Structural Unemployment in Singapore
However, once you reach 45 and above, finding a job is a challenge. Older Singaporeans have struggled with this problem for many years. Recently the MoM came out with a set of guidelines on the re-employment of older workers[Link]. These set of guidelines will lead to legislative changes in 2012. So 3 years from now we will discover these guidelines to be inadequate and ineffective. Why?
Our structural unemployment problem is caused by our liberal foreign worker policy which brought hundreds of thouands of young workers from India, China, Phillipines etc. Our workforce demographics has been distorted by this high influx. With a large pool of young workers available why would employers try to retain or hire older Singaporean workers? Remember in the past we never had the structural unemployment problem because during the boomtime, employers will have a hard time find workers and they are 'forced' to hire older workers and give them a chance.
(Too busy to write a Chinese version today, maybe later.)
Sooner or later we're going to face this, I am just somehow closer to it than most of my readers.

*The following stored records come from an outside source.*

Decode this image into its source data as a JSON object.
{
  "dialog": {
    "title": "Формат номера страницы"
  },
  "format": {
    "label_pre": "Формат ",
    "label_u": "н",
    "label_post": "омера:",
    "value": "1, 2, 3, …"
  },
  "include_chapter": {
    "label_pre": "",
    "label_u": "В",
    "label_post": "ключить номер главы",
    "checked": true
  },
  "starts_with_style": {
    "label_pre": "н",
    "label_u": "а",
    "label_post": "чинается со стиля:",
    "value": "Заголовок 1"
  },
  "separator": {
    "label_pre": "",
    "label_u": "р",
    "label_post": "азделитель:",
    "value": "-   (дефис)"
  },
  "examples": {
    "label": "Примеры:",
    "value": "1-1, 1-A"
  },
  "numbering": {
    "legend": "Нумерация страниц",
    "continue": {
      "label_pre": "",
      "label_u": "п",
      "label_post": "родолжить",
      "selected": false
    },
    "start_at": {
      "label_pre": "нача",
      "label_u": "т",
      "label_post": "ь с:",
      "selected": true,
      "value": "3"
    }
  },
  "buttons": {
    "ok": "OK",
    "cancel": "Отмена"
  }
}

So, is locking up the country to block younger foreign workers a solution to deal with this? I don't think so. Younger workers could replace domestic workers to cause "structural unemployment", but they could also displace certain kinds of domestic workers and enable the latter to engage more productive professions (from the domestic perspective, of course).
No, it doesn't mean I am supportive to the "liberal foreign worker policy", and I understand that the displacement effect is just theoretical; more often the domestic workers being displaced didn't opt for jobs with better GDP, they were forced to either go abroad, stay at home or school, or simply become unemployed.
In Taiwan, an island country lacking natural resources and markets of economic scale, we're facing the similar situation to Singapore, and we're also facing an aging population structure. Eventually the problem will emerge, and then it (and we, and yourself) would be your problem too, young fellows.